Im Ergebnis bleibt jedoch auch dann das Problem, dass, wenn der Beschenkte nun die Beteiligung verkauft, die GmbH wiederum weg ist und nicht mehr zum tatsächlichen Arbeiten zur Verfügung steht. Dafür könnte es sich anbieten, dass der beschenkte Angehörige eine weitere Kapitalgesellschaft gründet, an welche er die geschenkte GmbH-Beteiligung veräußert.

Auf diese Weise ist der beschenkte Angehörige nach wie vor in der mittelbaren Betrachtungsweise Herrscher über die verschenkte GmbH-Beteiligung und kann seinem schenkenden Verwandten weiterhin den Arbeitsplatz, so etwa den Geschäftsführungsposten, sichern.
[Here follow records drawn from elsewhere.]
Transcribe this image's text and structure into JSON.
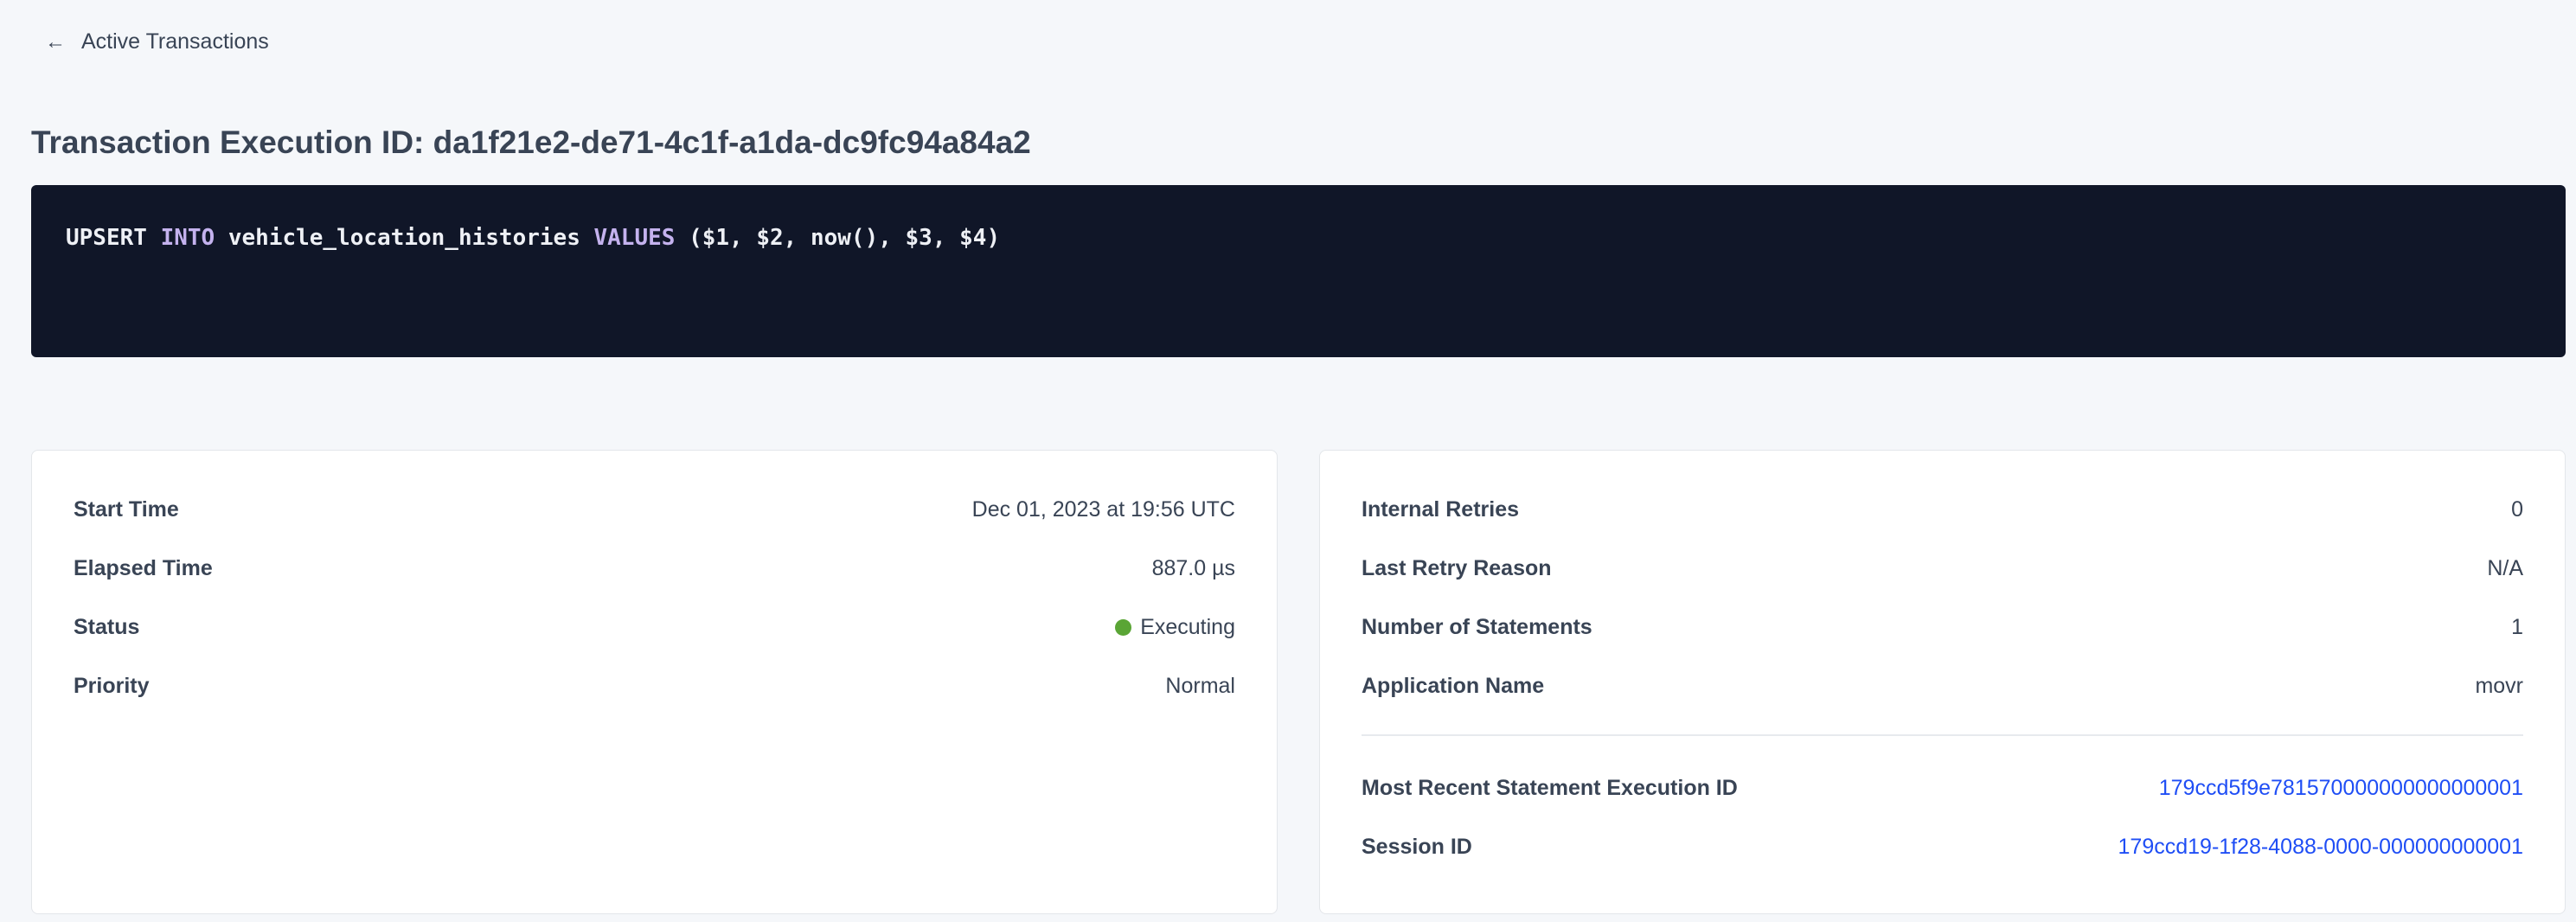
{
  "back_link": {
    "label": "Active Transactions",
    "icon": "arrow-left-icon"
  },
  "page_title": "Transaction Execution ID: da1f21e2-de71-4c1f-a1da-dc9fc94a84a2",
  "sql": {
    "tokens": [
      {
        "text": "UPSERT ",
        "kind": "plain"
      },
      {
        "text": "INTO",
        "kind": "keyword"
      },
      {
        "text": " vehicle_location_histories ",
        "kind": "plain"
      },
      {
        "text": "VALUES",
        "kind": "keyword"
      },
      {
        "text": " ($1, $2, now(), $3, $4)",
        "kind": "plain"
      }
    ]
  },
  "left_card": {
    "rows": [
      {
        "label": "Start Time",
        "value": "Dec 01, 2023 at 19:56 UTC"
      },
      {
        "label": "Elapsed Time",
        "value": "887.0 µs"
      },
      {
        "label": "Status",
        "value": "Executing",
        "status_color": "#5aa535"
      },
      {
        "label": "Priority",
        "value": "Normal"
      }
    ]
  },
  "right_card": {
    "rows": [
      {
        "label": "Internal Retries",
        "value": "0"
      },
      {
        "label": "Last Retry Reason",
        "value": "N/A"
      },
      {
        "label": "Number of Statements",
        "value": "1"
      },
      {
        "label": "Application Name",
        "value": "movr"
      }
    ],
    "links": [
      {
        "label": "Most Recent Statement Execution ID",
        "value": "179ccd5f9e781570000000000000001"
      },
      {
        "label": "Session ID",
        "value": "179ccd19-1f28-4088-0000-000000000001"
      }
    ]
  },
  "colors": {
    "link": "#1f4ef5",
    "code_bg": "#101628",
    "keyword": "#c4b2ee"
  }
}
Gleichzeitig konnte er durch die Veräußerung an seine eigene GmbH einen Verlust realisieren, den er mit anderen Einkünften verrechnen kann.

Sofern innerhalb der Familie Einigkeit herrscht, scheint dies eine ungeheuer lohnende Vorgehensweise zu sein. Fraglich ist nur, ob die Finanzverwaltung sie auch akzeptiert. Ganz klare Antwort: Natürlich sträubt sich der Fiskus, eine solche Vorgehensweise zu akzeptieren und behauptet, dass insoweit ein Missbrauch steuerlicher Gestaltungsmöglichkeiten vorliegt. Was wäre auch anderes zu erwarten gewesen.

Aber: Dies ist nur die Meinung des Fiskus! Mit Urteil vom 25.11.2015 hat das Finanzgericht Hamburg unter dem Aktenzeichen 2 K 258/14 klargestellt, dass die Geltendmachung eines Verlustes nach § 17 Abs. 2 EStG aus der Veräußerung eines zuvor innerhalb der letzten fünf Jahre unentgeltlich erworbenen Anteils an einer Kapitalgesellschaft voraussetzt, dass der Rechtsvorgänger den Anteil mit Einkünfteerzielungsabsicht erworben und gehalten hat. Hintergrund ist hier die Meinung des Fiskus, dass die Veräußerung durch den beschenkten Angehörigen deshalb steuerlich nicht zu berücksichtigen ist, weil dieser niemals gewillt war, positive Einkünfte aus der geschenkten Beteiligung zu erhalten. Dies sieht das Hamburger Finanzgericht jedoch anders und hat insoweit keine Probleme mit der Einkünfteerzielungsabsicht.

Darüber hinaus gehen die Richter auch noch einen Schritt weiter und stellen ganz klar dar: Eine unentgeltliche Übertragung von Anteilen im Sinne von § 17 Abs. 1 EStG, um dem Erwerber durch Veräußerung zu ermöglichen, den durch die Zurechnung der Anschaffungskosten des Rechtsvorgängers entstehenden Veräußerungsverlust zum Verlustausgleich im Rahmen der Einkommensteuerveranlagung zu nutzen, stellt keinen Missbrauch im Sinne von § 42 AO dar.

Im Ergebnis ist die oben beschriebene Vorgehensweise daher grundsätzlich möglich, denn der Fiskus hat in der ersten Instanz eine Niederlage erleiden müssen.

Exkurs:Leider ist dies jedoch nur die erste Instanz. Wie nicht anders zu erwarten gewesen ist, wollte sich das Finanzamt mit dieser Niederlage nicht zufrieden geben und zog in die Revision vor dem Bundesfinanzhof in München. Dieser muss nun unter dem Aktenzeichen IX R 1/16 klären, ob eine entsprechende Schenkung von GmbH-Anteilen mit der Folge, dass der Schenker diese an eine ihm gehörende GmbH veräußert, ein Missbrauch von rechtlichen Gestaltungsmöglichkeiten darstellt, wenn dadurch ein erheblicher Verlust realisiert wird, der zur steuermindernden Verrechnung genutzt wird.